Intelligence officials told The Daily Beast that spending money to revive infrastructure in the hope of stemming a new tide of refugees is a dangerous distraction from fighting the war.

“There’s another elephant in the room,” warns one intelligence specialist. “How do the politicians dispense what will undoubtedly amount to more than $1 trillion in a country that’s historically corrupt.”

Tim Wright, co-founder of the crowdfunding firm TwinTangibles in Glasgow, says trying to raise money to rebuild a country under the tumult and frenzy of war is “tricky” business.

“Actually,” he corrects himself with a gloomy laugh, “it’s extraordinarily difficult. Our sector has crowdfunded money for Ukraine to purchase drones and other war material, but we accomplished that with the specific goal of beating the Russians on the battlefield. I’m unable to envisage a specific financial reconstruction plan until Ukraine wins that war.”

Employees of the State Emergency Service of Ukraine unload mobile power generating station as part of international humanitarian aid in the city of Kharkiv on Nov. 21, 2022.

Sergey Bobok/AFP via Getty Images

Perhaps the safest wager is that the Russians assuredly will not contribute to the cause.

Forensic accountants have spent the past ten months attempting to track and assist governments in isolating and confiscating the shielded offshore assets of the hundreds of oligarchs and other Russians officials who feed off the Kremlin ration.
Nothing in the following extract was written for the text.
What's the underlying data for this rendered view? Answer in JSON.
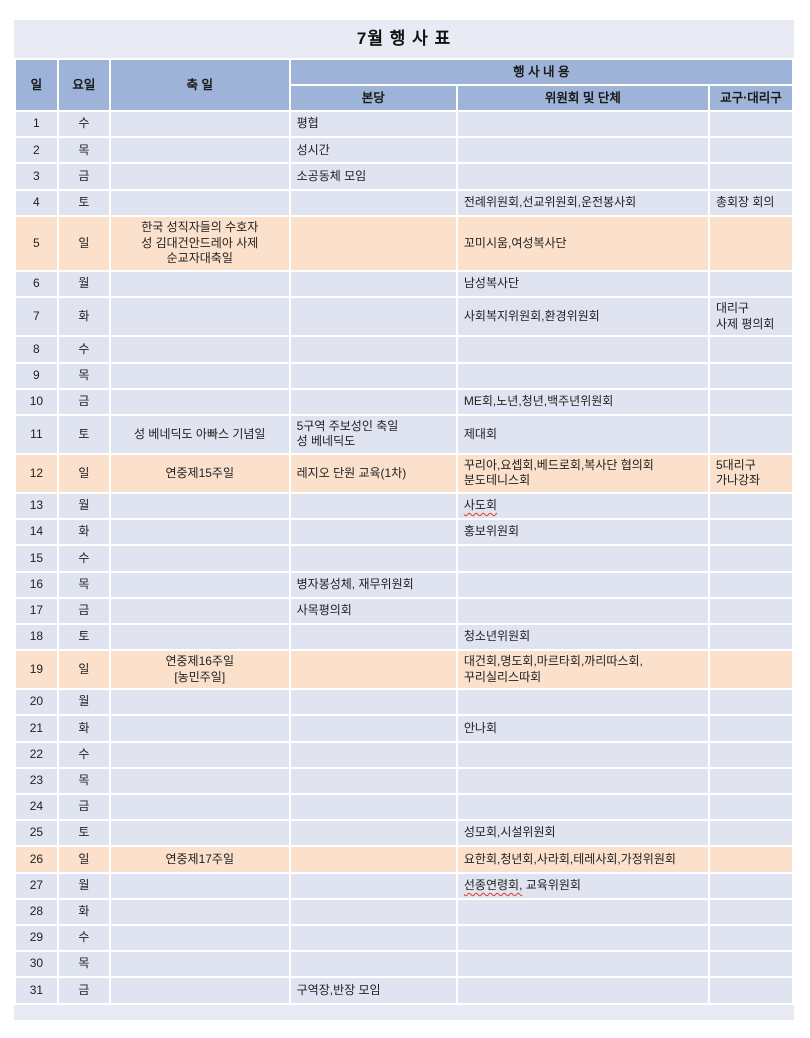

Many say the capture of Putin’s projected $200 billion fortune remains in limbo.

Just last week, for instance, a confiscated $1 billion superyacht owned by Russian oligarch and Putin pal Nikita Mazepin mysteriously vanished from police custody on the Italian island of Sardinia. The vessel is apparently now in Tunisian waters, immune from international sanctions, and no longer under threat of being auctioned off to ease Ukraine’s financial woes.

“Any proceeds seized could perhaps contribute, but we really don’t know for certain,” reckons one Wall Street fiscal sleuth who’s been on the case for a European government since March. “Our suspicion is the Americans will continue funding Ukraine through the reconstruction phase.”

The hot-button question without a consistent answer is whether the Biden administration and the newly elected Republican-controlled U.S. Congress, lumbered with a national debt of $31 trillion and growing, have the political resolve to contribute a penny to subsidizing an ersatz Marshall Plan designed to rebuild Ukraine while Putin remains in the Kremlin.

“Countries have pledged money, but it’s only after the war when you see if the money is realized, the money that’s promised is actually sent,” Boris Najman, a former economic adviser to the Ukrainian government, said.
Locals help transferring humanitarian aid across a collapsed bridge near Novopetrivka, following the withdrawal of Russian troops from Kherson region, Ukraine, Nov. 17, 2022.

Narciso Contreras/Anadolu Agency via Getty Images

One investor with real skin in the blooded trenches is the European Bank for Reconstruction and Development. The bank has ponied up more than 1 billion of the 3 billion euros it’s committed to Ukraine through 2024, to maintain energy and food security, restore railways, and support the pharmaceutical industry.

“It’s appalling to see the damage done by Russia’s invasion,” EBRD President Odile Renaud-Basso said. “I will keep saying it—we stand by Ukraine.”

Perhaps understandably, Ukrainian officials in Paris nonetheless privately complained that the promised cash isn’t arriving with the speed of a Russian rocket. So no surprise that the gathering ended with conventioneers bopping the night away to a Weimar-era performance by the dark cabaret band Dakh Daughters, seven Ukrainian women costumed in punk ballerina outfits, singing their troika of hit songs, It’s a Pity, No Time and What the Hell are You Thinking?